Budget Update from Robert Bell
Highlights from announcements on 26th November 2025
Rachel Reeves’ second Budget as Chancellor sets out a wide range of changes aimed at raising government revenue, with around £26 billion coming from freezes to tax thresholds and increases to taxes on dividends, savings, and rental income.
Importantly, despite months of speculation, there were no changes to tax-free cash from pensions, pension tax relief, or inheritance tax rules around gifting. The main rates of Income Tax and National Insurance also remain unchanged.
Below is a summary of the key points most relevant to your financial planning.
Pensions
No change to tax relief or tax-free cash
There is no alteration to pension tax relief or the amount you can take tax-free from your pension. These remain as they are today.
Salary sacrifice – NI exemption cap from April 2029
From April 2029, the National Insurance (NI) exemption on pension contributions made through salary sacrifice will be capped at £2,000 per year.
NI will be due on any salary you sacrifice beyond £2,000.
This affects employees and employers.
For many earners, this will mean a small reduction in take-home pay and, in some cases, lower employer pension contributions where part of the employer NI saving is currently added into the pension.
For some households, continuing to use salary sacrifice above the cap may still offer benefits—for example, helping maintain eligibility for Child Benefit or tax-free childcare.
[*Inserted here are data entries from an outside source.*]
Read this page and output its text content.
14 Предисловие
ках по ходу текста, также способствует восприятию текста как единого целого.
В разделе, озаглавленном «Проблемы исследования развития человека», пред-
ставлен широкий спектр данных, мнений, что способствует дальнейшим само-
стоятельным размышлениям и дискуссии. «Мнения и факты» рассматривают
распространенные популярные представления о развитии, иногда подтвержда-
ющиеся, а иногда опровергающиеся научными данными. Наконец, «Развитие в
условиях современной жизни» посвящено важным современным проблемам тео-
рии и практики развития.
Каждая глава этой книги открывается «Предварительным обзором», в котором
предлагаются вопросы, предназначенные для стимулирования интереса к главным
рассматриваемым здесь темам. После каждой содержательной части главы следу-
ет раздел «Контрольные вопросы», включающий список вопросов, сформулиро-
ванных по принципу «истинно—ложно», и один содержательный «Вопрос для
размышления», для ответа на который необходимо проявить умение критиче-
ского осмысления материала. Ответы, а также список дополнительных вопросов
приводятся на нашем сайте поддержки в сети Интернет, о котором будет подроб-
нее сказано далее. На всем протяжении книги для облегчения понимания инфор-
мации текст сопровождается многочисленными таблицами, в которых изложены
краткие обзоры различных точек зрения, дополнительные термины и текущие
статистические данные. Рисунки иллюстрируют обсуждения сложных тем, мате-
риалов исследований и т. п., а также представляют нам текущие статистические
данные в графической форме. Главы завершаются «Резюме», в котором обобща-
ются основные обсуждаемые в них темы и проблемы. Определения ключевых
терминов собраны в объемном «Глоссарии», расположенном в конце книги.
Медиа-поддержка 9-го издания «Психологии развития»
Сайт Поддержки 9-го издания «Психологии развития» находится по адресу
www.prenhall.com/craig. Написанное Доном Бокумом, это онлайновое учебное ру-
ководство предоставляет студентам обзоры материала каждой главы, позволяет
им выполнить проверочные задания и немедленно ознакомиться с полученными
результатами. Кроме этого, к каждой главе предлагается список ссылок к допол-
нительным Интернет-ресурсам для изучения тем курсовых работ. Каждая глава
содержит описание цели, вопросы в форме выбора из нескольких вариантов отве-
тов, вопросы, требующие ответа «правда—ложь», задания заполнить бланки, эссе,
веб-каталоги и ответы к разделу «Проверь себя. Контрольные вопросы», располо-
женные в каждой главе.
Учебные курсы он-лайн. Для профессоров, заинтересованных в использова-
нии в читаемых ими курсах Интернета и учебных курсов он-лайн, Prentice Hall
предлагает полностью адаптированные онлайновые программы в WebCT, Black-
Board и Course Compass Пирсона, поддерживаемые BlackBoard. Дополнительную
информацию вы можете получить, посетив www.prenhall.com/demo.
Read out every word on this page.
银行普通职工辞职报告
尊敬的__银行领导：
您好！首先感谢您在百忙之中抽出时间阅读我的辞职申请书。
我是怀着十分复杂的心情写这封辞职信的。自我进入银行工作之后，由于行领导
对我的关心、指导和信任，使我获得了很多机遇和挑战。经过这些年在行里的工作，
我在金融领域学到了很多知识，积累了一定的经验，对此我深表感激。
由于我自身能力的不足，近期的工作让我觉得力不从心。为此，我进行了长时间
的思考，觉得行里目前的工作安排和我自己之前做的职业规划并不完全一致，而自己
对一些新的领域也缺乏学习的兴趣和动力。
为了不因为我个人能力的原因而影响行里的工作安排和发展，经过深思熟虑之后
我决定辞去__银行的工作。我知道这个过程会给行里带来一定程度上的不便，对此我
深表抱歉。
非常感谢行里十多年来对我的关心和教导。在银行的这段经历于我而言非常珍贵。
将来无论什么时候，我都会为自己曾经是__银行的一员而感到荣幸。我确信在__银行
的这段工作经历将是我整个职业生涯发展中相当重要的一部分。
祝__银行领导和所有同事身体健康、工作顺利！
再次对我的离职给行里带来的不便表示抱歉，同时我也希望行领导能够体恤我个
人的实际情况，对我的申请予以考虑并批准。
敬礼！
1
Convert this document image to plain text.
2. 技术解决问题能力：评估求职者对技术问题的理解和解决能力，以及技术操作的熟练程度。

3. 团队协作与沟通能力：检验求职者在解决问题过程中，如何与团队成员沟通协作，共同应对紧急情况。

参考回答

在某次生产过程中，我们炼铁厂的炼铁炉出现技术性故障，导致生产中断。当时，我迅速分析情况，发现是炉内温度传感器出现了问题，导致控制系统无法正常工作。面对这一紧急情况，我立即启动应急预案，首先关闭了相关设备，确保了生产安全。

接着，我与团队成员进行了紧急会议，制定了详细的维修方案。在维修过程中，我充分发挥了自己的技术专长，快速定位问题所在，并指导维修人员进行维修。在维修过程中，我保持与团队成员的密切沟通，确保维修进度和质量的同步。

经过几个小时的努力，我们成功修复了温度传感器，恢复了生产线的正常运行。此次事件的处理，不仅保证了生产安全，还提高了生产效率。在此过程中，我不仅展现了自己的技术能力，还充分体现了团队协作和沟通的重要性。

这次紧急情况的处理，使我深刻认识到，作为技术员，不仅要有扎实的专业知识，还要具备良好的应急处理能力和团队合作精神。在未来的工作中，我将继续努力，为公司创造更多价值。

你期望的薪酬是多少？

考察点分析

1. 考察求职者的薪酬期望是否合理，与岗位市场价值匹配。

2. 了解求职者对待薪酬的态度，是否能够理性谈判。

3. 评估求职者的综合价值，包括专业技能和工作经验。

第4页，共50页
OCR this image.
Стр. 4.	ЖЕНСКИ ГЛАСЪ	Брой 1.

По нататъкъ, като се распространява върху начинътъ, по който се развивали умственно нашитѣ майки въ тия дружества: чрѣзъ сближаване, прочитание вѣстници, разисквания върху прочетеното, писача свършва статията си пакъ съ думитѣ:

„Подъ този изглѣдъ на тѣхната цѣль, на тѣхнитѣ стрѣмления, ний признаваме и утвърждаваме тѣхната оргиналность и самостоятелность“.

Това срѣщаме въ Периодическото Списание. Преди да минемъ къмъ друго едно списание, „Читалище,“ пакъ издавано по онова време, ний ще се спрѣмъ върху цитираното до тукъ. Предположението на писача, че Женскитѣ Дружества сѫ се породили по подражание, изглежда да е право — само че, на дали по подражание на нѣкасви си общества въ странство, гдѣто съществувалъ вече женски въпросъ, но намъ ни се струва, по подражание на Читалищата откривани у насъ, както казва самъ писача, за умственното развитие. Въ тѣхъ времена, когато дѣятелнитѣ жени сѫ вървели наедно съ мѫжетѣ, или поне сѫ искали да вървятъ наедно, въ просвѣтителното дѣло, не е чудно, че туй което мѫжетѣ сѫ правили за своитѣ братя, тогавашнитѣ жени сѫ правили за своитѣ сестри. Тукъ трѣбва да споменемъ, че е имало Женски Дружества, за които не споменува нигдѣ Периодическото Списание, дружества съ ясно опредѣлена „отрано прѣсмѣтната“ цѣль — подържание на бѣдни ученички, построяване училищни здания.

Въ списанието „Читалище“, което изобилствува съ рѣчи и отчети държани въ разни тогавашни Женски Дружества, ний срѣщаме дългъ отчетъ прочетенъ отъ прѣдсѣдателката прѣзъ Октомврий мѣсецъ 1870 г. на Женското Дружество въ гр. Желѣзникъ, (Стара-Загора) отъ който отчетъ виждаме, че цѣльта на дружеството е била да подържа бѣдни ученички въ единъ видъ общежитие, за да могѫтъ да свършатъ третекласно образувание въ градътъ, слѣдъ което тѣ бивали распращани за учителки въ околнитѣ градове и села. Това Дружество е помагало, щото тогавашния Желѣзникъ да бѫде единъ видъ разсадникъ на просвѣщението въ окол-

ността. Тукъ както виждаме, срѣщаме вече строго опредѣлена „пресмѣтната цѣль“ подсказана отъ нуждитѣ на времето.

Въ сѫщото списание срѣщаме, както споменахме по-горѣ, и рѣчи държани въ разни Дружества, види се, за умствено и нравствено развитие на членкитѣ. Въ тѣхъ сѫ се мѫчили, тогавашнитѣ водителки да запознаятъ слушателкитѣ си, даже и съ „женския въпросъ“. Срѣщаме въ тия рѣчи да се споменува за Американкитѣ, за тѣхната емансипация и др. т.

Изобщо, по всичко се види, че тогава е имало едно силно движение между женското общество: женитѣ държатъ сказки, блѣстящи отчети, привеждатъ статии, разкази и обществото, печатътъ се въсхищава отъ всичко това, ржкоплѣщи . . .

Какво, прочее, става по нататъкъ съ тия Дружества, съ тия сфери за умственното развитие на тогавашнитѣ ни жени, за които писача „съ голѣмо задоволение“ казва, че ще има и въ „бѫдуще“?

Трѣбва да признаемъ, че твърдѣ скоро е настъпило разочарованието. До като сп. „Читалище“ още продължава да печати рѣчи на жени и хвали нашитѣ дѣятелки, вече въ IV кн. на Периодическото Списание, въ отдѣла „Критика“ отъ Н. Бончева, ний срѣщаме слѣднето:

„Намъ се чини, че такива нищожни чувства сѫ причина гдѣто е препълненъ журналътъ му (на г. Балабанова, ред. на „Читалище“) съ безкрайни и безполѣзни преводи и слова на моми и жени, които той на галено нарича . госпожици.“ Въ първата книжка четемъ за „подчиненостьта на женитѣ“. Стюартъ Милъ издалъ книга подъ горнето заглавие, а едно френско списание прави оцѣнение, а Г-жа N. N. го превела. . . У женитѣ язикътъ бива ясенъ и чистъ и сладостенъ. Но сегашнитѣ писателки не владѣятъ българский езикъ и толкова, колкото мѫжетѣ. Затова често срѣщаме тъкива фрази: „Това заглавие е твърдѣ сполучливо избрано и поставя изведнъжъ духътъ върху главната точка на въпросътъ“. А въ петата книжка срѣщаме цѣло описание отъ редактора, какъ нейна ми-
Inheritance Tax (IHT) on unused pension funds
The government are going to allow the personal representatives (PRs) to instruct pension scheme adminstrators to withold 50% of taxable pension death benefits for up to 15 months. This is to ensure there is sufficient money available to meet the IHT liability applicable to that pension scheme. Pension beneficiaries will only be able to access 50% of the amount they inherit where the PRs have instructed the scheme.
PRs will also not be liable for IHT due on any pensions which come to light after the administration of the estate has been completed. The pension beneficiary will continue to be liable for any IHT on pension discovered after the PRs have been discharged.
State Pensions
The triple lock will continue for the rest of this Parliament.
State Pensions will increase by 4.8% in April 2026, taking:
Full New State Pension to £241.30 per week
Full Basic State Pension to £184.90 per week (single) or £295.70 per week (married/civil partners)
As State Pensions continue to grow while the Personal Allowance remains frozen, the government is exploring how to avoid pensioners with only State Pension income being drawn into the tax system.
Income Tax & National Insurance
Tax thresholds frozen
The personal allowance and higher and additional rate thresholds will remain frozen until 2030–31.
Scottish thresholds will be confirmed in the Scottish Budget in January 2026.
Employer NI thresholds are also frozen, and NI rates remain unchanged.
Tax increases on dividends, savings, and rental income
These increases make tax-efficient planning more important:
From April 2026 (dividends):
Basic and higher-rate dividend tax rise by 2 percentage points.
From April 2026 dividends taxed at the ordinary rate and upper rate will increase to 10.75% (currently 8.75%) and 35.75% (currently 33.75%) respectively. There will be no changes to the additional rate which remains at 39.35%.
Allowance remains £500.
From April 2027 (savings income):
Basic, higher, and additional rate taxes rise to 22%, 42%, and 47%.
From April 2027 (rental income):
Tax rates rise to 22%, 42%, and 47% depending on tax band.
Other tax measures
Venture Capital Trust (VCT) income tax relief reduces from 30% to 20% from April 2026.
From April 2027, your personal allowance will be applied first to earnings and pensions, before dividend, savings, or property income.
Transferable IHT Business Relief (BR) and Agricultural Relied (AR) £1m allowance
The Chancellor has confirmed that any unused £1 million allowance for business relief and agricultural relief will be transferable between spouse and civil partners. This will be effective for deaths after 6 April 2026 when the new cap on relief at 100% comes into force.
ISAs
The annual ISA limit remains at £20,000, but with changes from April 2027:
Aged 65 and over:
You can continue to place the full £20,000 into a Cash ISA if you choose.Under 65:
Cash ISA contributions will be capped at £12,000, with the remaining £8,000 needing to be invested in a Stocks & Shares ISA.
The government will also consult on replacing Lifetime ISAs with a new ISA aimed specifically at first-time buyers (expected early 2026).
Property: High Value Council Tax Surcharge (“Mansion Tax”) England & Wales
While not a full wealth tax, a new surcharge will apply to properties worth £2 million or more from April 2028.
Properties will be valued by the Valuation Office and an additional fixed annual charge applied depending on value band.
(Full details will be confirmed following consultation, including treatment of trusts and business ownership structures.)
Further detail to follow
HMRC will release more technical documents in the coming days, and we will review these as they become available.
Disclaimer
The information contained in this fact sheet should not be construed as financial advice.